Six TN patients aged 23 (F), 31 (M), 38 (M), 45 (M), 48 (F), and 66 (F) and three controls aged 22 (F), 54 (F), and 55 (M) were scanned under an approved IRB protocol.
Subjects underwent the 7T-MRI protocol listed in Table 1 and high angular-resolved, simultaneous multislice dMRI (1.05 mm isotropic resolution, 68 directions). We reduced artifacts in the brainstem region by performing localized B0 shimming. dMRI images were corrected for distortions and registered to T1-weighted images.
Processing: Fiber orientation distributions for tractography were obtained from the corrected diffusion-weighted images by spherical deconvolution. Tractography for visualization of the nerve, shown in Fig. 1, was performed using the iFOD2 algorithm implemented in MRTRIX3 using a seed placed in the nerve.
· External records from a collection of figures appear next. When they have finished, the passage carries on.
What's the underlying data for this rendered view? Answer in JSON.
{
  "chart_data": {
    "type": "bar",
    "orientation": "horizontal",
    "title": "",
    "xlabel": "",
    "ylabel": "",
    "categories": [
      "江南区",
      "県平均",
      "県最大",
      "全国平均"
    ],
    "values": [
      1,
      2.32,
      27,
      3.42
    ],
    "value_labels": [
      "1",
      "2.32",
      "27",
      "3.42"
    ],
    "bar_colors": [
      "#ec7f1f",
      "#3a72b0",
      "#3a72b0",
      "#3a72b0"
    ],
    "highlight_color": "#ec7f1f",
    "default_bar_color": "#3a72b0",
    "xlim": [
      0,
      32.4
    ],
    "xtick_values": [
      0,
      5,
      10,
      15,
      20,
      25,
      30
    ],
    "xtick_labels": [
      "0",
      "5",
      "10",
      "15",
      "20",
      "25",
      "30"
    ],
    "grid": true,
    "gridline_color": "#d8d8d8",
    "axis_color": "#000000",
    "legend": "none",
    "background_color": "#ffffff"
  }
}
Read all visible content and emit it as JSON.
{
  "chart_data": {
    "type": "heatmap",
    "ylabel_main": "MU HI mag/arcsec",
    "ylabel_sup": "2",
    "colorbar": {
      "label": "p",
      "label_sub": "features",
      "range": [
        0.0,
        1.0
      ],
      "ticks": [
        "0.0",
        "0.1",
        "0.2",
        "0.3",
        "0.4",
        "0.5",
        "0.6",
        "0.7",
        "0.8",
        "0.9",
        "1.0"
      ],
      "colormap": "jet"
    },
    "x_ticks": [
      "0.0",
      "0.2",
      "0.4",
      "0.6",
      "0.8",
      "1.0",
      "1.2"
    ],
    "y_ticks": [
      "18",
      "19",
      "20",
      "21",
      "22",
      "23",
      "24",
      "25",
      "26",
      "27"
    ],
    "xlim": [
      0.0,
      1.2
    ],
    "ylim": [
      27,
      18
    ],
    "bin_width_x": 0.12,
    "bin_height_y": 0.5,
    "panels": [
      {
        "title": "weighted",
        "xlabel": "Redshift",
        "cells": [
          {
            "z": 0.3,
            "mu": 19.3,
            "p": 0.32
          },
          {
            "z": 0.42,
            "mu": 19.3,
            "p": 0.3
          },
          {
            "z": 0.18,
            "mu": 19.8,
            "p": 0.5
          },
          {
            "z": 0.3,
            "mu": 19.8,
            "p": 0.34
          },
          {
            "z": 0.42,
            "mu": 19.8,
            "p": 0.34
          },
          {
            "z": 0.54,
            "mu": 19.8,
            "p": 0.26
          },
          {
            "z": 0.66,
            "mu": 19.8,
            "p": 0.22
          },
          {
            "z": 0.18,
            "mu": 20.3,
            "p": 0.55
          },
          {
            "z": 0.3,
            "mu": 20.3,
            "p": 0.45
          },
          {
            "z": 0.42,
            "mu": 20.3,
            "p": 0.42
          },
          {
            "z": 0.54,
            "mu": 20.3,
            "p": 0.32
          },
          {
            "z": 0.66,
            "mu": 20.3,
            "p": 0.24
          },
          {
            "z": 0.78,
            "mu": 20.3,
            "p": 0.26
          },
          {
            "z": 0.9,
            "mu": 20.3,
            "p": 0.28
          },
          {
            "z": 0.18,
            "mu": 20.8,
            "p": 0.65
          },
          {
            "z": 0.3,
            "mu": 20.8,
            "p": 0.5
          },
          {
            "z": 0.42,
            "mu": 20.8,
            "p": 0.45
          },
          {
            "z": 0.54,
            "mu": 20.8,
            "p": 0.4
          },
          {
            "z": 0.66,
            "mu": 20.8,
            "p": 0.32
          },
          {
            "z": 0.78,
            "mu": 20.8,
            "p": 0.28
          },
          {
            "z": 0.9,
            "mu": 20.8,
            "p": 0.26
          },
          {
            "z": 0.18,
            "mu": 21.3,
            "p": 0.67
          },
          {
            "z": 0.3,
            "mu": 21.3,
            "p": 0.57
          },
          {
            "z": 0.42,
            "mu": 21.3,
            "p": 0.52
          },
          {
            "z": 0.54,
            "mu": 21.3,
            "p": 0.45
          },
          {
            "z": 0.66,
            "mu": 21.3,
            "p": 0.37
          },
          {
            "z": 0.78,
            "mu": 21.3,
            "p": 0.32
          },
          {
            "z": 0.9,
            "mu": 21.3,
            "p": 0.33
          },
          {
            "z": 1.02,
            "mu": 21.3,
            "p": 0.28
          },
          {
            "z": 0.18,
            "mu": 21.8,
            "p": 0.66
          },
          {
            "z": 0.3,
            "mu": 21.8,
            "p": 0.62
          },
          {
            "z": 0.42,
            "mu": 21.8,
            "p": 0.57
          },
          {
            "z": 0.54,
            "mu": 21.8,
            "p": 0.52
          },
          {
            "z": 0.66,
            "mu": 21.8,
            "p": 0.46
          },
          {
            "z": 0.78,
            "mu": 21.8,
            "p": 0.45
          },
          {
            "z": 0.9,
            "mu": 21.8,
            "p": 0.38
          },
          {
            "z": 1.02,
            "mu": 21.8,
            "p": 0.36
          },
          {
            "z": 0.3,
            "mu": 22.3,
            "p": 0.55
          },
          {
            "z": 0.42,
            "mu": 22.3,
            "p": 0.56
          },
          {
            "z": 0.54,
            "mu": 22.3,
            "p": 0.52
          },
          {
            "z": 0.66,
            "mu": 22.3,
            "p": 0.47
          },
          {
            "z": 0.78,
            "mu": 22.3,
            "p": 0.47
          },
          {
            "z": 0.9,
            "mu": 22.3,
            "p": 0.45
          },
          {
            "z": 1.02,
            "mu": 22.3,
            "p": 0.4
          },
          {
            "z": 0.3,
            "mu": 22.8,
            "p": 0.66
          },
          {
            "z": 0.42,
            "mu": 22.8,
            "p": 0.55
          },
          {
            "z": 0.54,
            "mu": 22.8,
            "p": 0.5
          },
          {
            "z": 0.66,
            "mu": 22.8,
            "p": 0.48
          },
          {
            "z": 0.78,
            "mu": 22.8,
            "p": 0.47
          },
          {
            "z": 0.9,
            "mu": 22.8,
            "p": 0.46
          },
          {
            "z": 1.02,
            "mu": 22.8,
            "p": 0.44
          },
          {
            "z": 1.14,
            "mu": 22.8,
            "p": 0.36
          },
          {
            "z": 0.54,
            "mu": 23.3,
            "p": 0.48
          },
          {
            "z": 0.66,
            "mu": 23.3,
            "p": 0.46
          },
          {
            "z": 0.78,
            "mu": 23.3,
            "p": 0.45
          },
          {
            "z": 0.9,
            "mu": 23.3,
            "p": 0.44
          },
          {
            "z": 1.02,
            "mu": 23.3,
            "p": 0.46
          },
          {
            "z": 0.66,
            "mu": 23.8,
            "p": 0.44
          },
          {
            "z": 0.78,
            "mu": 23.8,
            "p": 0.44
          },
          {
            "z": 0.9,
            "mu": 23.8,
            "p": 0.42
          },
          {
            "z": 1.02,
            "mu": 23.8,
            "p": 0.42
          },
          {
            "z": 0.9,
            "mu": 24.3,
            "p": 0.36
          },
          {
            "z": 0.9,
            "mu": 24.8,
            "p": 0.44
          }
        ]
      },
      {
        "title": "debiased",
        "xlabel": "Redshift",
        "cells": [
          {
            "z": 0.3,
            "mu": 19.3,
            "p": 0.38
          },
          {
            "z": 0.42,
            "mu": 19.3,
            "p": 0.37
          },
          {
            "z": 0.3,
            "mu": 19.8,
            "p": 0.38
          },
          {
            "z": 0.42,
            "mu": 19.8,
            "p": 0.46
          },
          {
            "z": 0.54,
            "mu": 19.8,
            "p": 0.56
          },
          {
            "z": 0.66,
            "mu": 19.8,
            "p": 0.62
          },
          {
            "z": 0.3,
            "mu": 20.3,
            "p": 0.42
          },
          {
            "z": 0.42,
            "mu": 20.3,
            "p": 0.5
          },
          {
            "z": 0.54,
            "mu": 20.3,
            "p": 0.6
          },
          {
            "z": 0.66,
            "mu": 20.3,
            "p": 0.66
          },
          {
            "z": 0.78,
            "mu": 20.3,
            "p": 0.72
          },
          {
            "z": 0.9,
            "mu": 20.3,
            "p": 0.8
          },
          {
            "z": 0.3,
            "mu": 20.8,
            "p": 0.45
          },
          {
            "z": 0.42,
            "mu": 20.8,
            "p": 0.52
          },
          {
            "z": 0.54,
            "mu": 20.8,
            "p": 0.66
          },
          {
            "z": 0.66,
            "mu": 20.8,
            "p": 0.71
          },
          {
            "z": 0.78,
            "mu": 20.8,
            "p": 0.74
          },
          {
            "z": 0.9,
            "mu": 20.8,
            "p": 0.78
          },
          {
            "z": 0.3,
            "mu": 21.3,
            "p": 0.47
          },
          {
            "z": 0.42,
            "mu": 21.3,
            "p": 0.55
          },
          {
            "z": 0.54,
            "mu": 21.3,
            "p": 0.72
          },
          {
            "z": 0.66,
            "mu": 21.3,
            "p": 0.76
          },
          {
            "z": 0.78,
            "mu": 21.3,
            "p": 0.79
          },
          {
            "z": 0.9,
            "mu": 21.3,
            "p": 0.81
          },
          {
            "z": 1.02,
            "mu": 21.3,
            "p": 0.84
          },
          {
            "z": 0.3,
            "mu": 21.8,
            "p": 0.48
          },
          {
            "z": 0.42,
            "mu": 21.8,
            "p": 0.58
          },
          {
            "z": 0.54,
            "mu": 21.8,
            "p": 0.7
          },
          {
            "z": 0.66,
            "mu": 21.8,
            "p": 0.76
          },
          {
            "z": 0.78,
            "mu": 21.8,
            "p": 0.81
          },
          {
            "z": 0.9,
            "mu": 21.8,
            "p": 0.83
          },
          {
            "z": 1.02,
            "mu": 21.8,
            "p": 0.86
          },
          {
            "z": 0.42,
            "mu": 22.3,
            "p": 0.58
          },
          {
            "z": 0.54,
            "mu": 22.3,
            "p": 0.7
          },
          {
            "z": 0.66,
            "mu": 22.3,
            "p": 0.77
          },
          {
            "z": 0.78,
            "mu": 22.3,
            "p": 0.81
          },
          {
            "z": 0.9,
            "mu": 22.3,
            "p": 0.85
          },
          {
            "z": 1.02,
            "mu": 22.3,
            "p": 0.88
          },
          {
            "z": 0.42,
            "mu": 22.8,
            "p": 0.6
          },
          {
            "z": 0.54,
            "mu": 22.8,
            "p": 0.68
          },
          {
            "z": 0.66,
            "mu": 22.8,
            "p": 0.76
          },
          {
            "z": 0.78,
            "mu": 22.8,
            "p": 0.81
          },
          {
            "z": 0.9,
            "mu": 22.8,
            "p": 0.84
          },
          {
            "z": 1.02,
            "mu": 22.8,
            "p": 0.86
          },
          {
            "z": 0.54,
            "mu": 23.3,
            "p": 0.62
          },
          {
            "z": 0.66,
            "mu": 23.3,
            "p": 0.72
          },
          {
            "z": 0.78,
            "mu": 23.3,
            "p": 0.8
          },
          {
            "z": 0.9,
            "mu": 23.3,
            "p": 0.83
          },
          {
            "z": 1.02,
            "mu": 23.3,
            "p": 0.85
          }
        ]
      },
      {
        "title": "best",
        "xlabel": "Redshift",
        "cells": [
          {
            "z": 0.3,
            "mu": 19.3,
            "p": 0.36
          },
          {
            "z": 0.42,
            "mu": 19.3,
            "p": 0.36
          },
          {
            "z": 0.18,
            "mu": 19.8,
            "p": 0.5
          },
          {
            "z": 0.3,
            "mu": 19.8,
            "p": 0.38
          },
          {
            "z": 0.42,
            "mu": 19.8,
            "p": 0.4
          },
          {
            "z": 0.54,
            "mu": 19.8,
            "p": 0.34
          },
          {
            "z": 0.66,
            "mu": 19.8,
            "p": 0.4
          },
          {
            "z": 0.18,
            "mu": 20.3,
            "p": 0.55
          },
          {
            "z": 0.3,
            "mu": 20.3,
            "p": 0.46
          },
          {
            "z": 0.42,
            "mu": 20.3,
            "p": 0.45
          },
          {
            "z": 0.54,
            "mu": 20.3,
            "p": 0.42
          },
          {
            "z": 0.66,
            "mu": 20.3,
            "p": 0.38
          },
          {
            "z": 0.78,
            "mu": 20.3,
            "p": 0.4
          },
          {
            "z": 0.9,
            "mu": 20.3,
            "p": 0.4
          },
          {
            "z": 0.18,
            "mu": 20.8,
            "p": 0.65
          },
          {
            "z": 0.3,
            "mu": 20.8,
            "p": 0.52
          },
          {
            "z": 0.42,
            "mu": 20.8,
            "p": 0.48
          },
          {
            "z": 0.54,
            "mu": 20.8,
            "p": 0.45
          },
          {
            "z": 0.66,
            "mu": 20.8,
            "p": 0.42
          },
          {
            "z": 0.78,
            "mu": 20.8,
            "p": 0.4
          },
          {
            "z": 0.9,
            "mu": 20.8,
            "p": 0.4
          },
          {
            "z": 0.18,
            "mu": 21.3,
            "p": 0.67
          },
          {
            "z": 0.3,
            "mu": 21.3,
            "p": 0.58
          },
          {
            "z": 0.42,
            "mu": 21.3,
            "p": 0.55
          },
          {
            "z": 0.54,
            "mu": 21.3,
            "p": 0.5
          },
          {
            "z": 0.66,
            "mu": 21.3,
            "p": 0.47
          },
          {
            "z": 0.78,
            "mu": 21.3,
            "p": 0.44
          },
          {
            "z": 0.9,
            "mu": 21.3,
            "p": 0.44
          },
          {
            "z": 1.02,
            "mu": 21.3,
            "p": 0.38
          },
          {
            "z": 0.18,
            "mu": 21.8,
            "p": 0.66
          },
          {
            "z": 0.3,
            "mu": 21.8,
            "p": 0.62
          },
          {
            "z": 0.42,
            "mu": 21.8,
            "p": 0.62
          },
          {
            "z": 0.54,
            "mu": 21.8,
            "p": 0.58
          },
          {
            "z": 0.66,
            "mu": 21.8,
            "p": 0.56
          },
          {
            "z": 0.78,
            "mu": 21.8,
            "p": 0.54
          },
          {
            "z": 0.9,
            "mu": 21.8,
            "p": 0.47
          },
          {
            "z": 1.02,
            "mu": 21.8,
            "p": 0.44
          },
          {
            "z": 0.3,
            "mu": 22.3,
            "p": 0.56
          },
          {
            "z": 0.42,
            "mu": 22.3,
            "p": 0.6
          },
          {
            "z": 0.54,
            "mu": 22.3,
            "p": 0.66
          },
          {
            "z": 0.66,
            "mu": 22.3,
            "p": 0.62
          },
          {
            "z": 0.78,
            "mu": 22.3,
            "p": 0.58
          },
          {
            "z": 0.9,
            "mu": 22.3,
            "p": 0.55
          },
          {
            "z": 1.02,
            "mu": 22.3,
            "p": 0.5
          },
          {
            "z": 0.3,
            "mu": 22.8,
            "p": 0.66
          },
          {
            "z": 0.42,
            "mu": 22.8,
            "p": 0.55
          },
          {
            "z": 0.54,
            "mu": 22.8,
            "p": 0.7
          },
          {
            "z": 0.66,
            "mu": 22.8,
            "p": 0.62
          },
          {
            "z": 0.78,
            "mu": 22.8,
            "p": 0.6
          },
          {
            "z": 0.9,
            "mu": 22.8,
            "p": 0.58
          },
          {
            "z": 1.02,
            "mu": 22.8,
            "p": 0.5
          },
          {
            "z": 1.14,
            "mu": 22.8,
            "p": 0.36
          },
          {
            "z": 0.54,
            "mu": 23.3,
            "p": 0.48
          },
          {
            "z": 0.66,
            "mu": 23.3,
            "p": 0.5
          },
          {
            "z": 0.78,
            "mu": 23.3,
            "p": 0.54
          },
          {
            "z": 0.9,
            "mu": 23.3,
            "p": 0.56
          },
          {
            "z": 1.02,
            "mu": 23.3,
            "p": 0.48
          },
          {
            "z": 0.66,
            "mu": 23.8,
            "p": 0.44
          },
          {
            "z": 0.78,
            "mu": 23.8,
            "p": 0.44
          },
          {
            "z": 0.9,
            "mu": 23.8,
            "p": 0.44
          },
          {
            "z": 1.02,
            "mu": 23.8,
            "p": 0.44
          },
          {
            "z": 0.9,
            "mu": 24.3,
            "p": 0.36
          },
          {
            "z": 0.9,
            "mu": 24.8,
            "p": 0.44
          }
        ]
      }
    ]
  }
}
The cross-sectional area (CSA) of the nerve was measured by drawing regions of interest (ROIs) in Osirix, using high-resolution T1-weighted coronal images. CSA was measured for both left and right trigeminal nerves, with two ROIs drawn for each nerve: the first at the point where the nerve emerges from the brainstem pons and the second at the point that the nerve enters Meckel's cave. The two ROI CSA values were averaged to obtain mean CSA of the nerve. An asymmetry index (AI) was calculated by subtracting right from left and dividing by the average CSA. A group comparison of AI values was performed.
7T-MRI data was used in addition to clinical standard of care imaging for treatment planning. 7T multimodal imaging consistently provided improved visualization of the trigeminal nerve emerging from the brainstem compared with clinical standard of care. This included identification of encroaching vessels in cases of possible NVC as well as compression of the nerve due to other abnormalities such as an epidermoid lesion.
The structural imaging quantitative metrics performed are shown in Table 2. Qualitatively, asymmetry was observed in the trigeminal nerves of patients. We found initial quantitative differences, with an average AI of 0.441 for patients compared with 0.144 for controls. A t-test was performed, indicating a trend toward significance (p ∼ 0.07) and an effect size of ∼0.50.
7T-MRI provided increased visualization of trigeminal nerve integrity and proximity to adjacent vessels. In general, greater asymmetry in nerve CSA was found in patients compared with controls with a high effect size. Ongoing work is focused on validating these findings in a larger sample. 7T-MRI could provide a powerful tool to enhance our understanding of TN pathophysiology and improved diagnosis and treatment of TN.